I vaguely remembered about Markov chains, M/M/1 queues, that once in my life  I used to justify a SLA for a quote.

The problem with the graphs at NewRelic is that it´s not clear how to calculate and justify the number of dynos on a Heroku app using those figures.

It turns out it´s simple to calculate the number of dynos simply by establishing a baseline to the maximum time you can afford to make your requests wait!

First and foremost the number of workers should be the minimum that attends this simple rule:

u =  FLOW RATE / CAPACITY < 100%

where FLOW RATE can be inferred in a NewRelic by requests per minute
and CAPACITY is the number of workers ( w ) multiplied by the average time to serve a request (p - also inferred in NewRelic )

u  = target RPM / ( w * avg response time)


( Pure common sense but many times I was getting it wrong, having just newrelic´s Apdex and  response times as parameter for setting the number of workers ) .


Well, that being said, let´s minimize the Time on queue Tq with the formula below:

Tq = p/m * u / (1-u) * (CVa2 + CVp2)/2

Lets look at the first part ( p/m ), It´s just the process time divided by the number of workers, which divide the load.

The second parameter tends to infinit with values of utilization close to 100%, which sounds intuitive.

And the third parameter is the normalized variance of the process time and the interval between arrivals ( 1/throughput ).
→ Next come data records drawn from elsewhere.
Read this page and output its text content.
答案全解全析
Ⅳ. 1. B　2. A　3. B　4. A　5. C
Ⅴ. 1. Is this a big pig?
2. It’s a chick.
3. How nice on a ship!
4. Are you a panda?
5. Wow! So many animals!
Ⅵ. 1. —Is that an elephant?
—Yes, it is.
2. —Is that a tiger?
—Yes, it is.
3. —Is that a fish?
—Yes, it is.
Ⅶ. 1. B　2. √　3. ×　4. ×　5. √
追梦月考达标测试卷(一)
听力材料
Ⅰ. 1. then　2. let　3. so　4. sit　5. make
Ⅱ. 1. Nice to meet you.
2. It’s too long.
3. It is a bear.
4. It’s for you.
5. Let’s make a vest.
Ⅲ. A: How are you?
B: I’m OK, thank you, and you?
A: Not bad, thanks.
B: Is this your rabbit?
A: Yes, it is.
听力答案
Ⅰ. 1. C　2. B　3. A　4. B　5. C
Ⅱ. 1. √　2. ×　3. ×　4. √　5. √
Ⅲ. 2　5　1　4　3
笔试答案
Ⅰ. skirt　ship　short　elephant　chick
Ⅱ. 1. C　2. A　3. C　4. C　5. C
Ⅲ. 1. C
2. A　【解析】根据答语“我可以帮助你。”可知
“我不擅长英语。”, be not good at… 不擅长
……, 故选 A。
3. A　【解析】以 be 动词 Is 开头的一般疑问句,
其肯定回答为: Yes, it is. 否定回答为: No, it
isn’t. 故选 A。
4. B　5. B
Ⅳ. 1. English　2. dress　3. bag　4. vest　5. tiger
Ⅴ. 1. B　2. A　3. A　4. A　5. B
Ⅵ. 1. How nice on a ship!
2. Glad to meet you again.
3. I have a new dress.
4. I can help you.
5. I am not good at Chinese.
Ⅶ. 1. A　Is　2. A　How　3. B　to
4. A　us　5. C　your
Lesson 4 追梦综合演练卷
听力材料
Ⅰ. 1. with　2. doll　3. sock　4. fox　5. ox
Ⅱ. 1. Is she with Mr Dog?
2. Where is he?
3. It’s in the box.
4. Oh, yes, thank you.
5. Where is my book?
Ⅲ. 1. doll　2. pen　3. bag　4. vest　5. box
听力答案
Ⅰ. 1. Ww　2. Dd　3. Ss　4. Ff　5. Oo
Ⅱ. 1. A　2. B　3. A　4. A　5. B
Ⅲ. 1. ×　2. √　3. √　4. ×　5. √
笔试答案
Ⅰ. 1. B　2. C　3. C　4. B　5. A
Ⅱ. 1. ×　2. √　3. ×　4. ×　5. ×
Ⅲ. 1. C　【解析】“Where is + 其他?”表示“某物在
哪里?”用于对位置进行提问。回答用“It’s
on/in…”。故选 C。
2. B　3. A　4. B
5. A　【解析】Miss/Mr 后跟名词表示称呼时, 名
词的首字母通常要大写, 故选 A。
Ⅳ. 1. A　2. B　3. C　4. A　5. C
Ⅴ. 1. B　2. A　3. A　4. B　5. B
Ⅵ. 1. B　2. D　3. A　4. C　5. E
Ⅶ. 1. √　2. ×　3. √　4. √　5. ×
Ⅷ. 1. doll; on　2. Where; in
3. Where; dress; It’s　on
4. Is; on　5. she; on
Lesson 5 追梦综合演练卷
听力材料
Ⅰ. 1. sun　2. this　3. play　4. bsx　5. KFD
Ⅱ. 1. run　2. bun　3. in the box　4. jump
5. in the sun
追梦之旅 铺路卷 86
For the sake of simplicity, lets assume this parcel is equal to 1, but you can get approximately this figure on NewRelic or even calculate like I did by ETL´ ing the webserver access log.

Put this formula on Excel and what you get is the Time on queue depending on the number of workers you put on the formula.

I found this very enlightening and a very rational way to trigger more dynos at my application and not being blamed for being too conservative.

Maybe this can turn into an autoscaler gem sometime soon.